Why should such a divergence in opinion cause concern? Some argue that both parties can carry on untroubled: the public can believe whatever so long as scientists can continue publishing papers. According to this view, the two communities can run along parallel tracks without colliding.

Unfortunately, the situation is more complex. Scientific inquiry is not merely the stuff of idle speculation and ivory towers. While it is surely true that string theory and loop quantum gravity have little bearing on the here and now, a great deal of scientific work is devoted to burning issues that demand public and political attention.

Climate science is perhaps the best example. Scientists are shouting with a unified voice about the dangers our practices pose for the environment, but a significant fraction of the American public — about one in four, according to a 2013 report by the Yale Project on Climate Change Communication and the George Mason University Center for Climate Change Communication — thinks they’re bluffing. Climate scientists have laid out a clear and compelling case for action, but many politicians show little interest in change. We continue to pump carbon into the air at a rate that is only accelerating with time.

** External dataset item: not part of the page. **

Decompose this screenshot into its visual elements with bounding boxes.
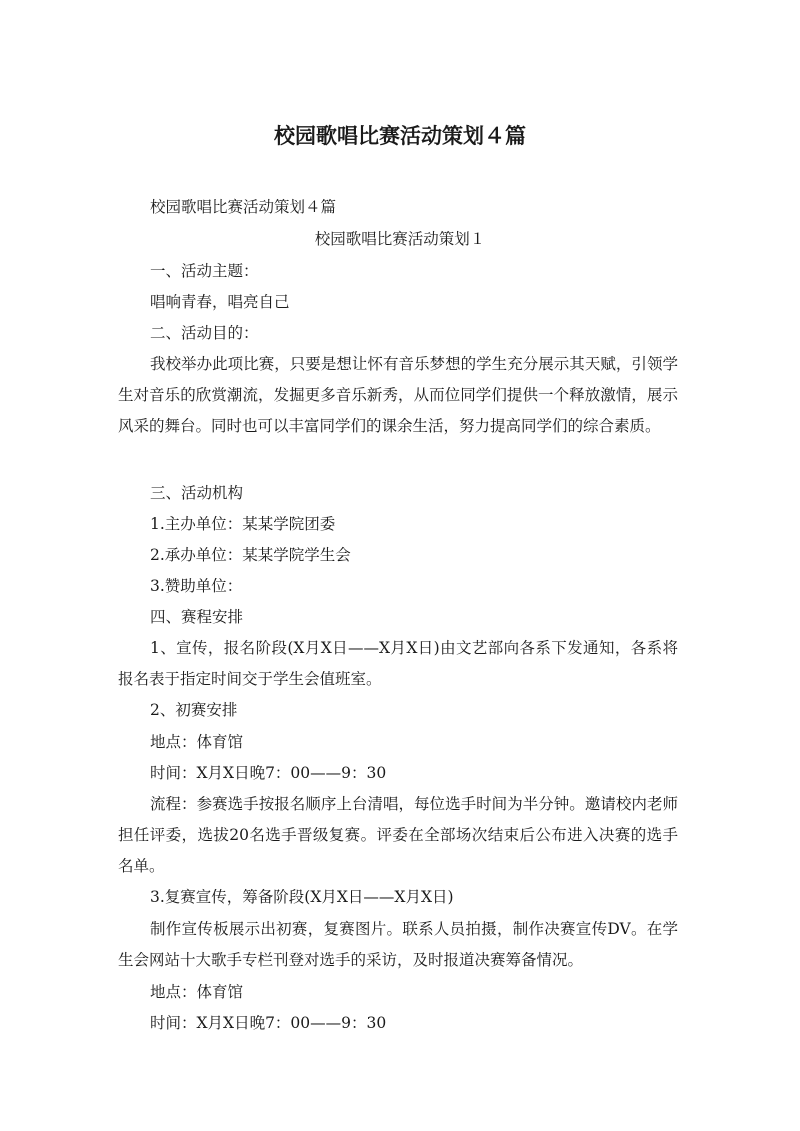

Furthermore, because public opinion has a direct bearing on scientific funding, scientists should take a strong interest in what the public thinks of their work. Lab work grinds to a halt without government grant money. And these funding decisions are made by politicians who are ultimately held accountable to the public. Given such strong disagreement between the scientific community and the public that funds it, it is not surprising that federal funding for research as a percentage of GDP is declining.

The public also has a vested long-term interest in supporting science. It is easy to forget that the technology surrounding us exists by virtue of scientific discoveries made decades ago. Thanks to our deep understanding of classical mechanics, we can push satellites into orbit. We would not have cell phones without solid state physics. GPS without special relativity would be unthinkable. The public has science to thank for the conveniences of the contemporary world. Likewise, the revolutionary technology of tomorrow will be the fruits of scientific discovery today — if it gets funded.

Disagreement between scientists and the public therefore gives everyone cause for concern. To move forward, both sides need to be proactive. The scientist must spread her work beyond the conference halls. Communicating discoveries to a broad audience should be nearly as important as the discoveries themselves. At the same time, the American public must stop viewing scientists with distrust. They do not aim to cut down religious belief or advance a political agenda; they aim to better understand the world, a goal that benefits everyone.

Gates may be right — we may not need more scientists. But we do need a better understanding of science.